Hong Kong Üniversitesi’nden Andreas Ritter, Parker ve meslektaşları tarafından 2021’de yapılan araştırmaya göre Pa 30, tüm hesaplara uygundu. Özellikle, bulutsunun ölçülen genişleme hızı yaklaşık bin 100 km/sn yaşıysa 850 olarak bulunuyordu.
Öte yandan, merkezdeki beyaz cüce yıldız için Schaefer, “çok tuhaf bir şey” diyordu. Yüzey sıcaklığı yaklaşık 200 bin derecedir; Güneş’ten 130 kat daha parlak ve son yüzyılda 1,7 kat daha büyük ve oldukça hızlı bir şekilde sönüyordu.
En dikkat çekici olanı, 16 bin km/sn’lik bir hızla dışa doğru hareket eden eşi benzeri görülmemiş derecede hızlı bir yıldız rüzgarı üretmesiydi. Fesen, “Bu çılgınca bir şey. Yıldızların 16 bin km/sn’lik rüzgarları yoktur. Devasa parlak Wolf-Rayet yıldızları bile en fazla birkaç bin km/s hızla rüzgarlara sahiptir” diyordu.
Peki tüm bunları hangi tuhaf süpernova açıklayabilir?
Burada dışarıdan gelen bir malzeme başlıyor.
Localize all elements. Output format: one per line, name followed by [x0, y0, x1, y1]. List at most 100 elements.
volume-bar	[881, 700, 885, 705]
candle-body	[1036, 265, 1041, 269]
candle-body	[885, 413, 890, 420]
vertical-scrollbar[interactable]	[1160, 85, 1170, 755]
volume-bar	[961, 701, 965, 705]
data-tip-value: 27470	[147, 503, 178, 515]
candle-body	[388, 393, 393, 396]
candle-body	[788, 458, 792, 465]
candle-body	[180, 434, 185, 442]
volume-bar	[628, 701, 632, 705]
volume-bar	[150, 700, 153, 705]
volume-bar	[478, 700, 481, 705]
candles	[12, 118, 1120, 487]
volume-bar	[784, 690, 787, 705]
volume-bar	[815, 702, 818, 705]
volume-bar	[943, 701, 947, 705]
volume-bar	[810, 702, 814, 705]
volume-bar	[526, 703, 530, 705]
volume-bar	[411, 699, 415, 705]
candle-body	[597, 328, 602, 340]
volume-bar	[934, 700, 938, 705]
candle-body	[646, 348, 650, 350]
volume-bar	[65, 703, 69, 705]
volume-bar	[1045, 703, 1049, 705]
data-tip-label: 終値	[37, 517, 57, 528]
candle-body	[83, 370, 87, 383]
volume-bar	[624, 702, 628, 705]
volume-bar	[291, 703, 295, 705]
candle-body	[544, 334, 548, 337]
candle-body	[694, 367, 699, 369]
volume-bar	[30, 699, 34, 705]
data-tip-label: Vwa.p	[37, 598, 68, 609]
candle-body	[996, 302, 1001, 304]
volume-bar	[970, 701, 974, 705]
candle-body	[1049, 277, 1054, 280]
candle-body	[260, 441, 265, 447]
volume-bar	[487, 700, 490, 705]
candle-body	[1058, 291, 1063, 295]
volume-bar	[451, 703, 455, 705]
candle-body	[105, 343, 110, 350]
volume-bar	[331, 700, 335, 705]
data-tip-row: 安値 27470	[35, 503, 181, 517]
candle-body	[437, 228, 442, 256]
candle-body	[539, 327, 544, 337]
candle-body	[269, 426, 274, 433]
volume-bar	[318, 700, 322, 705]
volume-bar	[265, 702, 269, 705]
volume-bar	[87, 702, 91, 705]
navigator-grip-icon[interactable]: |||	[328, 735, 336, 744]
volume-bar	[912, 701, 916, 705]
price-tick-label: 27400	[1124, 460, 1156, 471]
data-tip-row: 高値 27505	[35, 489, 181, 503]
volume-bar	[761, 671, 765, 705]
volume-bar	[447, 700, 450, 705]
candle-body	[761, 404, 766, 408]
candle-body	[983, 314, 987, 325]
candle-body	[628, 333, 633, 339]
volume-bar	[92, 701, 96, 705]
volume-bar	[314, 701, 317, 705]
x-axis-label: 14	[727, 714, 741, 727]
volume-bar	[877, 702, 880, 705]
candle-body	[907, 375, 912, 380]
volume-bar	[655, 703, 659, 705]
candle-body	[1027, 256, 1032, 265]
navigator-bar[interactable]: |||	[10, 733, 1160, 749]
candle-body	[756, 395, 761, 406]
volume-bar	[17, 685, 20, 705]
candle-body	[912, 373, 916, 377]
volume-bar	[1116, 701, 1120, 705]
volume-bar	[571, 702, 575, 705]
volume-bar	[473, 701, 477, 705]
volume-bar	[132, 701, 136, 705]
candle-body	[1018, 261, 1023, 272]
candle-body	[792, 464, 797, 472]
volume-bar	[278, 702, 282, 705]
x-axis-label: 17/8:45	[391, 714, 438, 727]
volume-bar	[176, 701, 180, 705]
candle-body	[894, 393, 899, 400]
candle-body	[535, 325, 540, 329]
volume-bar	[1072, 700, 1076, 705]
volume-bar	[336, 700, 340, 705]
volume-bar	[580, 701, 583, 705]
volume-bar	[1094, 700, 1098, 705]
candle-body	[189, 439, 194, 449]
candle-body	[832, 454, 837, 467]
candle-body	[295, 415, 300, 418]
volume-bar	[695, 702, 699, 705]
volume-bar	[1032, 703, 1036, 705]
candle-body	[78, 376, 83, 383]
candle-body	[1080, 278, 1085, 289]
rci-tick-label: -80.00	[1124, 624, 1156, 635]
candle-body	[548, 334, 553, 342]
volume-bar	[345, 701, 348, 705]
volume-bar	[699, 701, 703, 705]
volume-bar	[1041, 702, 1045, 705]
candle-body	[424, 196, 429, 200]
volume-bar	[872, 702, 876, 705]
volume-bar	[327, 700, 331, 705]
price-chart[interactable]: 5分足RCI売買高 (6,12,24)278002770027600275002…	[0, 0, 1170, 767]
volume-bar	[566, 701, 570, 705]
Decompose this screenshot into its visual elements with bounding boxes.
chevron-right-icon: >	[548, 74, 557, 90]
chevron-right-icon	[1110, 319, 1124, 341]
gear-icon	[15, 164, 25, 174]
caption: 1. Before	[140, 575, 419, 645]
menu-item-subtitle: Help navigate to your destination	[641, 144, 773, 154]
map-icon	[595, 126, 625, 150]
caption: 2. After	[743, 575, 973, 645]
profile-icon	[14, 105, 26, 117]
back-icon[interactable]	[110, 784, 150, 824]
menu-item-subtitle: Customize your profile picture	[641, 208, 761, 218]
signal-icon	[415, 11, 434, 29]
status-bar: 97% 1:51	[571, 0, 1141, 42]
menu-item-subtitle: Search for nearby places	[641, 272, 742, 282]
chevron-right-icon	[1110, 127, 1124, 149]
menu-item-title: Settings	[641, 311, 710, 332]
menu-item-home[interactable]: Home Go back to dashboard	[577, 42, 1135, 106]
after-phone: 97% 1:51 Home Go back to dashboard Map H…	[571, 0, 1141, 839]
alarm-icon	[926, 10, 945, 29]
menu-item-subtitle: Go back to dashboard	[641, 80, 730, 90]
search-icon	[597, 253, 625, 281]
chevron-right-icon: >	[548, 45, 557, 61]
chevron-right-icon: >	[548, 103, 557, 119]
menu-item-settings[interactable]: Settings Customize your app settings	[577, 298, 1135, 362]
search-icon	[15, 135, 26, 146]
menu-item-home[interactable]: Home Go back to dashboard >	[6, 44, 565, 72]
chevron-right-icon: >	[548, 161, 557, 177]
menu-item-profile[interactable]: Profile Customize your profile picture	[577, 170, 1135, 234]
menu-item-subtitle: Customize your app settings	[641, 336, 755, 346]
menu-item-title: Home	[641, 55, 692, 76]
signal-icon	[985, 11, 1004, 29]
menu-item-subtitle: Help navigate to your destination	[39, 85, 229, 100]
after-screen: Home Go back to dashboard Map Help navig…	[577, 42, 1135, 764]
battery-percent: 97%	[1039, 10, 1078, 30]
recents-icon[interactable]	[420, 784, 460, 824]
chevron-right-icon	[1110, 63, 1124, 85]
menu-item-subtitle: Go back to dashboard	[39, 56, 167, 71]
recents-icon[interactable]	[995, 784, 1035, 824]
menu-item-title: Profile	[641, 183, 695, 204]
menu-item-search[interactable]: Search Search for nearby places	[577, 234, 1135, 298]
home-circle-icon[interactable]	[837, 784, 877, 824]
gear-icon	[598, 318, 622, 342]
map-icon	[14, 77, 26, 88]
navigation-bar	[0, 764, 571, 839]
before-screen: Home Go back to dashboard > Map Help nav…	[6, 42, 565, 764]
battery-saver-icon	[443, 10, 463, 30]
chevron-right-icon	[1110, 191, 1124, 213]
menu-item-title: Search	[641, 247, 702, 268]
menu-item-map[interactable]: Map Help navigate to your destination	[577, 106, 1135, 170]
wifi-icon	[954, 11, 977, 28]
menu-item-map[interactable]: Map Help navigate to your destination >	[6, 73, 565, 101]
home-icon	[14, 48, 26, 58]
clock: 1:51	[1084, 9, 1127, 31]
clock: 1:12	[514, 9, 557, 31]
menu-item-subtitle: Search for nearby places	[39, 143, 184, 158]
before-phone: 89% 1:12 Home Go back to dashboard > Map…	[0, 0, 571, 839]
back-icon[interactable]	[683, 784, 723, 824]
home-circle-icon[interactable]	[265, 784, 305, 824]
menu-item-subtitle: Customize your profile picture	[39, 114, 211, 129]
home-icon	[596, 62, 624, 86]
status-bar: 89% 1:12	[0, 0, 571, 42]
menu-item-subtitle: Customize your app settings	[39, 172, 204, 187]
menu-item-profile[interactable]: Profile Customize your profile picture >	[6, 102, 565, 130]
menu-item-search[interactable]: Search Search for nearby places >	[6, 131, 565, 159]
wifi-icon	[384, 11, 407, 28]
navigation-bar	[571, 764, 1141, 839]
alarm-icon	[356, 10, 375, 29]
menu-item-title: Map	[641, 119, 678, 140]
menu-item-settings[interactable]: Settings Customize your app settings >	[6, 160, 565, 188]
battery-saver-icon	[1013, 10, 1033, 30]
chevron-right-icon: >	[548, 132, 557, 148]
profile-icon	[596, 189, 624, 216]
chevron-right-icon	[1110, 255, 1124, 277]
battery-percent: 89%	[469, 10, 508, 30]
Fesen’in iyonize kükürt ışığında elde ettiği ve kızılötesi ve görünür ışık geniş bant görüntülerinden çok daha fazla ayrıntı ortaya koyan yeni Pa 30 gözlemleri, SN1181 yapbozunun son parçasını içeriyordu.
Bulutsunun yaklaşık 8 bin ışık yılı uzaklığına rağmen, görüntü, muhtemelen şiddetli yıldız rüzgarının patlamayla püsküren düşük hızlı küçük gaz kümelerini aşındırması sırasında üretilen ilgi çekici radyal iplikçikleri gösteriyordu.
Ritter ve meslektaşları tarafından 2021 yılında yapılan çalışmaya göre SN1181, nadir görülen Iax türünden düşük parlaklıkta bir süpernovaydı. “Normal” Tip Ia süpernovalar, bir beyaz cüce yıldızın yıkıcı patlamasından kaynaklanırken, daha az parlak olan Tip Iax süpernovalarında patlayan yıldız bir şekilde hayatta kalıyordu.
Yengeç Bulutsusundaki Süpernova Patlaması animasyonu
Teorisyenler, Iax patlamalarını açıklamak için çeşitli senaryolar geliştirdiler. Bunlardan bazıları, madde bağışlayan bir yoldaş yıldızın varlığını tahmin ediyordu; ancak Parker’in Yıldızı söz konusu olduğunda, TESS gözlemevi tarafından yapılan ayrıntılı gözlemler, onun tek olduğunu gösteriyordu.
Schaefer’e göre, yalnızca bir model Pa 30 ve onun “tuhaf” merkezi yıldızının gözlemleriyle eşleşiyordu: Bu, biri esas olarak karbon ve oksijenden, diğeri oksijen ve neondan oluşan iki beyaz cücenin çarpışmasıydı.
Süpernova kalıntıları konusunda uzman olan Amsterdam Üniversitesi’nden Jacco Vink de aynı fikirdeydi. “SN1181 için bir kalıntı tanımlamış olmaları harika. Özellikle de henüz tam olarak anlaşılamayan bir tür süpernovadan olduğu için” diyordu.
Merak uyandıran kalıntı ve çekirdeğindeki “zombi yıldızı” ile ilgili gelecekteki gözlemler, bu nadir ve tuhaf türdeki süpernova patlamalarına daha fazla ışık tutacaktır.